Court Opinion

ID: 1656628
Source: CourtListenerOpinion
Date Created: 2013-10-30 07:02:44.638979+00
Date Added: 2024-06-11T09:44:52.156374
License: Public Domain

260 S.W.2d 262 (1953)
EDGEMON et al.
v.
STATE.
Supreme Court of Tennessee.
June 5, 1953.
*263 Thomas E. Mitchell, Johnson City, for defendants.
Knox Bigham, Asst. Atty. Gen., for the State.
PREWITT, Justice.
These defendants were convicted under a two count indictment charging them with keeping and exhibiting gambling devices and with keeping a gambling house. On each count, they were fined $500.00 and sentenced to eleven months and twenty-nine days in the workhouse, but all but one month of the workhouse sentence was suspended. These convictions will be affirmed but the judgments are modified so as to impose fines and sentences on only one count of the indictment.
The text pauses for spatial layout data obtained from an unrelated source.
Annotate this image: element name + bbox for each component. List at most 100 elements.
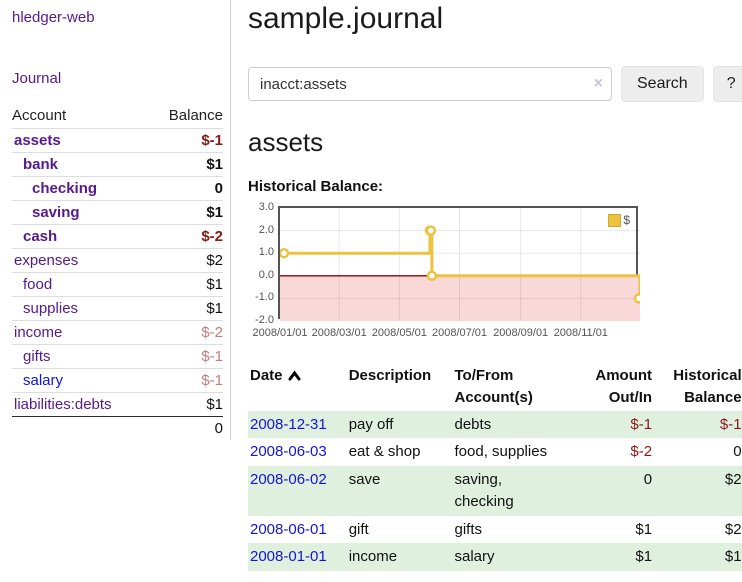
legend-swatch [608,213,622,227]
account-link[interactable]: expenses [14,252,79,269]
register-amount-cell: 0 [643,471,653,488]
register-balance-cell: $1 [724,548,742,566]
register-accounts-cell: salary [454,548,495,566]
total-label-cell [12,416,149,440]
account-cell: assets [12,129,149,153]
register-description-cell: save [348,471,381,488]
account-balance: $-1 [201,132,223,149]
register-header-row: Date Description To/From Account(s) Amou… [248,363,742,411]
transaction-date-link[interactable]: 2008-01-01 [250,548,327,566]
register-accounts-cell: saving, checking [454,471,514,510]
account-cell: cash [12,225,149,249]
register-header-balance: Historical Balance [673,367,742,406]
account-link[interactable]: salary [23,372,64,389]
register-date-cell: 2008-01-01 [248,543,347,571]
chart-label: Historical Balance: [248,178,384,195]
account-link[interactable]: checking [32,180,98,197]
page-title: sample.journal [248,2,444,35]
account-balance: $1 [206,300,223,317]
account-link[interactable]: saving [32,204,80,221]
account-cell: liabilities:debts [12,393,149,417]
register-header-accounts: To/From Account(s) [454,367,533,406]
accounts-tbody: assets $-1 bank $1 checking 0 saving $1 cash $-2 e… [12,128,223,440]
account-balance: $-2 [201,228,223,245]
account-row: income $-2 [12,320,223,345]
account-link[interactable]: bank [23,156,59,173]
register-description-cell: pay off [348,415,394,433]
account-cell: income [12,321,149,345]
register-balance-cell: 0 [733,443,742,461]
register-accounts-cell: gifts [454,520,483,538]
transaction-date-link[interactable]: 2008-06-02 [250,471,327,488]
main-content: sample.journal × Search ? assets Histori… [231,0,742,582]
account-balance: $1 [206,276,223,293]
transaction-date-link[interactable]: 2008-12-31 [250,415,327,433]
register-tbody: 2008-12-31 pay off debts $-1 $-1 2008-06-03 ea… [248,410,742,571]
account-row: assets $-1 [12,128,223,153]
account-row: supplies $1 [12,296,223,321]
register-description-cell: income [348,548,398,566]
register-header-description: Description [348,367,432,384]
transaction-date-link[interactable]: 2008-06-03 [250,443,327,461]
account-row: salary $-1 [12,368,223,393]
account-link[interactable]: gifts [23,348,51,365]
y-axis-tick-label: 3.0 [258,201,274,213]
brand-link[interactable]: hledger-web [12,9,95,26]
y-axis-tick-label: -1.0 [255,291,274,304]
nav-journal-link[interactable]: Journal [12,70,62,87]
register-row: 2008-12-31 pay off debts $-1 $-1 [248,410,742,439]
x-axis-tick-label: 2008/11/01 [553,327,608,339]
account-link[interactable]: income [14,324,63,341]
account-row: checking 0 [12,176,223,201]
register-date-cell: 2008-12-31 [248,411,347,439]
register-row: 2008-06-01 gift gifts $1 $2 [248,516,742,544]
x-axis-tick-label: 2008/01/01 [252,327,308,339]
search-input[interactable] [248,67,612,101]
y-axis-tick-label: 2.0 [258,223,274,236]
x-axis-tick-label: 2008/05/01 [371,327,427,339]
transaction-date-link[interactable]: 2008-06-01 [250,520,327,538]
register-amount-cell: $1 [635,548,653,566]
account-balance: $1 [206,396,223,413]
register-amount-cell: $-1 [630,415,653,433]
register-row: 2008-01-01 income salary $1 $1 [248,543,742,571]
account-row: saving $1 [12,200,223,225]
register-amount-cell: $-2 [630,443,653,461]
account-cell: bank [12,153,149,177]
accounts-table: Account Balance assets $-1 bank $1 checking 0… [12,104,223,440]
chart-svg [280,208,640,321]
account-cell: food [12,273,149,297]
register-balance-cell: $-1 [719,415,742,433]
account-link[interactable]: cash [23,228,58,245]
register-balance-cell: $2 [724,471,742,488]
account-link[interactable]: assets [14,132,61,149]
chart-plot-area: $ [278,206,640,321]
clear-search-icon[interactable]: × [593,75,603,92]
account-row: bank $1 [12,152,223,177]
x-axis-tick-label: 2008/09/01 [493,327,549,339]
register-date-cell: 2008-06-01 [248,516,347,544]
account-link[interactable]: food [23,276,53,293]
search-button[interactable]: Search [621,66,704,102]
account-balance: $-1 [201,348,223,365]
accounts-total-row: 0 [12,416,223,440]
search-form: × Search ? [248,66,742,102]
account-balance: $-2 [201,324,223,341]
account-balance: $-1 [201,372,223,389]
account-row: gifts $-1 [12,344,223,369]
x-axis-tick-label: 2008/03/01 [311,327,367,339]
accounts-header-row: Account Balance [12,104,223,129]
register-table: Date Description To/From Account(s) Amou… [248,363,742,571]
account-link[interactable]: supplies [23,300,79,317]
register-header-date: Date [248,363,347,411]
chart-legend: $ [606,212,632,228]
register-row: 2008-06-02 save saving, checking 0 $2 [248,466,742,516]
help-button[interactable]: ? [712,66,742,102]
account-cell: expenses [12,249,149,273]
account-link[interactable]: liabilities:debts [14,396,112,413]
account-row: cash $-2 [12,224,223,249]
account-balance: $1 [206,204,223,221]
accounts-header-account: Account [12,107,67,124]
y-axis-tick-label: 0.0 [258,268,274,281]
register-accounts-cell: debts [454,415,492,433]
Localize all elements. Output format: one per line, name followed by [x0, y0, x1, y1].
The defendants were the proprietors of a confectionery in Johnson City known as Jay's Place. One A.M. Butler, who was investigating conditions in Johnson City with reference to vice and gambling, visited this place on April 4, 1951. He went into a back room where three men, one of whom was Brandt, were playing cards at a table. There was money on the table and Butler testified that at the end of each round of play, one of the men would reach out and take the money. On the wall in this same room was a baseball scoreboard and nearby was a Western Union ticker machine. According to Butler, baseball scores were received on this machine and then placed on the scoreboard. On this occasion Butler purchased five baseball tickets from Brandt for the sum of $2.00. These tickets contained designations indicating payoffs on the winning ticket in the amount of $10.00, $25.00 or $50.00. On the following day, Butler again visited the back room of Jay's Place and observed another card game there in progress, with money on the table.
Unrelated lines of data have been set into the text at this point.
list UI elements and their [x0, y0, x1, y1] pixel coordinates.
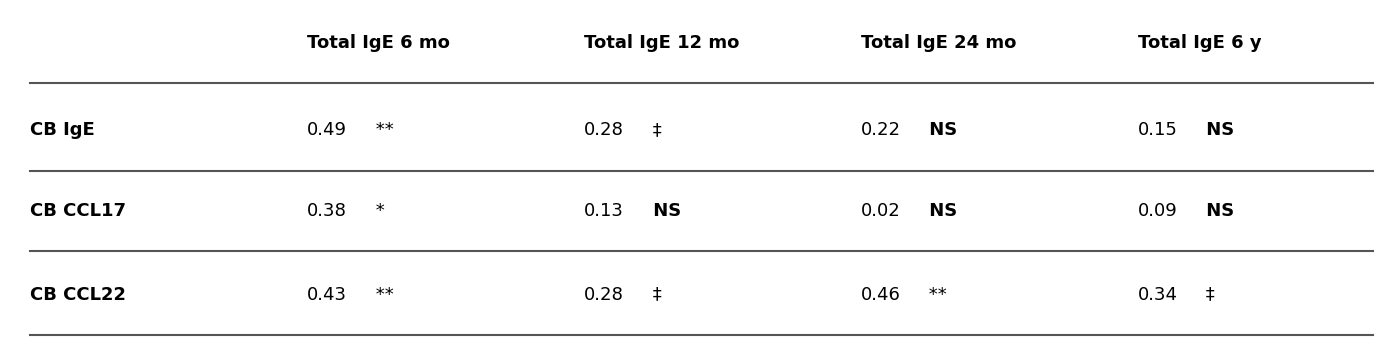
Text: 0.13: 0.13	[584, 202, 624, 220]
Text: 0.49: 0.49	[307, 121, 348, 139]
Text: NS: NS	[1201, 202, 1234, 220]
Text: NS: NS	[923, 202, 958, 220]
Text: 0.28: 0.28	[584, 286, 624, 303]
Text: 0.09: 0.09	[1138, 202, 1177, 220]
Text: NS: NS	[646, 202, 681, 220]
Text: 0.43: 0.43	[307, 286, 348, 303]
Text: ‡: ‡	[646, 121, 662, 139]
Text: Total IgE 6 mo: Total IgE 6 mo	[307, 34, 450, 52]
Text: NS: NS	[923, 121, 958, 139]
Text: Total IgE 12 mo: Total IgE 12 mo	[584, 34, 739, 52]
Text: **: **	[370, 121, 393, 139]
Text: 0.22: 0.22	[862, 121, 901, 139]
Text: 0.02: 0.02	[862, 202, 901, 220]
Text: 0.15: 0.15	[1138, 121, 1177, 139]
Text: NS: NS	[1201, 121, 1234, 139]
Text: ‡: ‡	[646, 286, 662, 303]
Text: *: *	[370, 202, 385, 220]
Text: CB IgE: CB IgE	[31, 121, 96, 139]
Text: CB CCL17: CB CCL17	[31, 202, 126, 220]
Text: Total IgE 24 mo: Total IgE 24 mo	[862, 34, 1016, 52]
Text: 0.28: 0.28	[584, 121, 624, 139]
Text: 0.38: 0.38	[307, 202, 348, 220]
Text: ‡: ‡	[1201, 286, 1215, 303]
Text: CB CCL22: CB CCL22	[31, 286, 126, 303]
Text: **: **	[370, 286, 393, 303]
Text: **: **	[923, 286, 947, 303]
Text: 0.46: 0.46	[862, 286, 901, 303]
Text: 0.34: 0.34	[1138, 286, 1177, 303]
Text: Total IgE 6 y: Total IgE 6 y	[1138, 34, 1262, 52]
The defendants did not testify. One of the principal contentions made by the defendants is that they were denied a fair trial because they were not represented by counsel. They did not contend that they were deprived of representation by counsel.
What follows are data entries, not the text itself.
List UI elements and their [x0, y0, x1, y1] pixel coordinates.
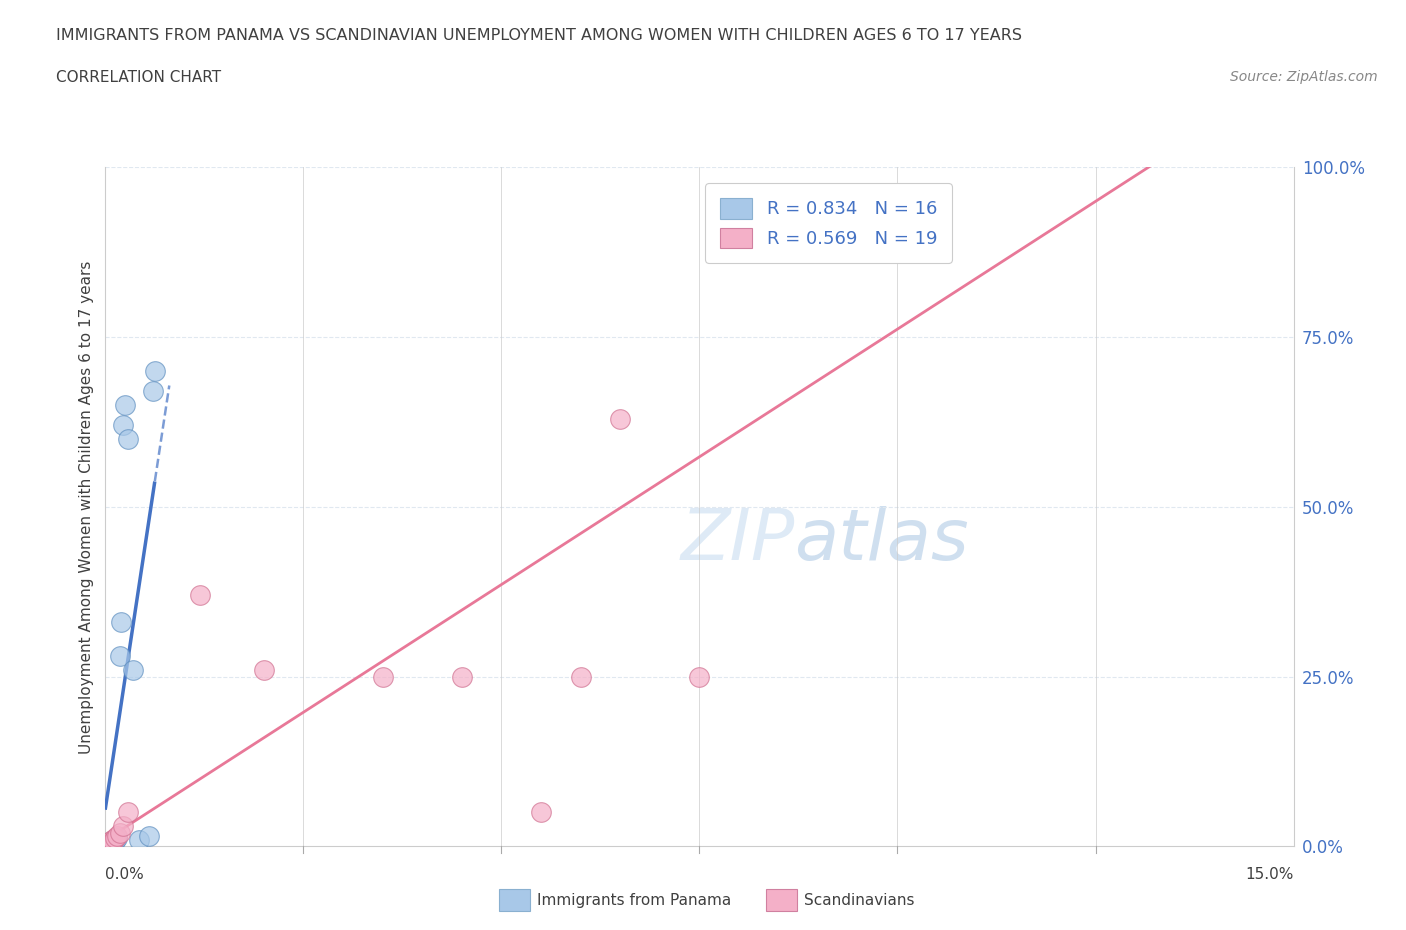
Point: [117, 432, 139, 446]
Point: [117, 805, 139, 820]
Point: [104, 833, 127, 848]
Point: [98, 835, 121, 850]
Point: [846, 187, 869, 202]
Text: Source: ZipAtlas.com: Source: ZipAtlas.com: [1230, 70, 1378, 84]
Point: [98, 837, 121, 852]
Legend: R = 0.834   N = 16, R = 0.569   N = 19: R = 0.834 N = 16, R = 0.569 N = 19: [706, 183, 952, 263]
Point: [143, 364, 166, 379]
Point: [111, 418, 134, 432]
Point: [101, 832, 124, 847]
Point: [110, 615, 132, 630]
Point: [128, 832, 150, 847]
Text: atlas: atlas: [794, 506, 969, 576]
Text: Immigrants from Panama: Immigrants from Panama: [537, 893, 731, 908]
Point: [103, 833, 125, 848]
Point: [104, 830, 127, 845]
Point: [530, 805, 553, 820]
Point: [100, 833, 122, 848]
Point: [689, 670, 711, 684]
Point: [371, 670, 394, 684]
Point: [768, 187, 790, 202]
Point: [114, 398, 136, 413]
Point: [111, 818, 134, 833]
Point: [122, 662, 145, 677]
Text: Scandinavians: Scandinavians: [804, 893, 915, 908]
Text: 0.0%: 0.0%: [105, 867, 145, 882]
Point: [609, 411, 631, 426]
Point: [105, 829, 128, 844]
Text: IMMIGRANTS FROM PANAMA VS SCANDINAVIAN UNEMPLOYMENT AMONG WOMEN WITH CHILDREN AG: IMMIGRANTS FROM PANAMA VS SCANDINAVIAN U…: [56, 28, 1022, 43]
Point: [101, 833, 124, 848]
Text: CORRELATION CHART: CORRELATION CHART: [56, 70, 221, 85]
Y-axis label: Unemployment Among Women with Children Ages 6 to 17 years: Unemployment Among Women with Children A…: [79, 260, 94, 753]
Point: [142, 384, 165, 399]
Point: [569, 670, 592, 684]
Text: 15.0%: 15.0%: [1246, 867, 1294, 882]
Point: [108, 825, 131, 840]
Point: [253, 662, 276, 677]
Point: [105, 830, 128, 845]
Point: [138, 829, 160, 844]
Point: [100, 835, 122, 850]
Point: [108, 649, 131, 664]
Point: [190, 588, 212, 603]
Point: [450, 670, 472, 684]
Point: [103, 835, 125, 850]
Text: ZIP: ZIP: [681, 506, 794, 576]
It is suggested in the proof that Edgemon represented himself and that Brandt was without counsel. The record indicates that Edgemon represented both defendants. Edgemon cross-examined each of the state's witnesses and seems to have done all in his power to defend himself and his co-defendant. There is nothing in the record to indicate whether defendants were able to employ counsel or why they were not represented by a lawyer.
A defendant is not unlawfully deprived of representation by counsel where he intentionally and competently waives the right to such representation. Cogdell v. State, 193 Tenn. 261, 246 S.W.2d 5.
We must indulge the presumption in favor of regularity of judicial proceedings concerning matters not fully disclosed by the record. Sells v. State, 156 Tenn. 610, 4 S.W.2d 349; Wilson v. State, 190 Tenn. 592, 230 S.W.2d 1014.
In 3 A.L.R. 2d 1051, it is stated:
"It is generally held that in the absence of convincing proof that the *264 trial court failed to advise an accused of his right to counsel, a presumption of regularity in the proceedings in the trial court prevails."
In Marovich v. State, 202 Ind. 274, 173 N.E. 326, 327, the court said:
"The record does not advise the court on appeal that the trial court did not make inquiry of appellant, before he waived arraignment and entered his plea of not guilty, whether he had retained a lawyer to defend him, and if he had not, whether he was financially able to pay a reasonable fee to a competent lawyer for his services. In the absence of such a showing, it must be presumed that the trial court did advise appellant of the penalty made for violation of this statute, and made inquiry of appellant concerning his ability to employ a lawyer before appellant waived arraignment. In the absence of a showing by the record that error was committed, the judgment will be presumed to be based upon proceedings and a trial which will sustain it."
The Supreme Court of the United States, in Bute v. People of State of Illinois, 333 U.S. 640, 68 S. Ct. 763, 92 L. Ed. 986, held that a conviction in a state court did not operate as a deprivation of due process under the Fourteenth Amendment for failure of the record to show that the court inquired as to defendant's desire to be represented by counsel, or his ability to procure counsel, or his desire to have counsel assigned to him to assist him in his defense, or that such counsel was offered or assigned to him. These doubts are all resolved in favor of the integrity, competency and proper performance of the duties of the judge and the state's attorney.
It appears that the defendant Edgemon dismissed his appeal herein and the defendant Brandt was the only one before this Court. In Helton v. State, Tenn. Sup., 260 S.W.2d 260, we held that an appeal amounts to a rejection of the court's order to suspend part of the sentence. See Code, § 11802.1 as to the authority of the trial court to suspend sentences. Accordingly, the judgment in this case will be further modified so as to eliminate the order suspending the sentence as to Brandt. The judgment of the lower court as to Edgemon will remain in full force and effect.
As modified, the judgment of the lower court is affirmed.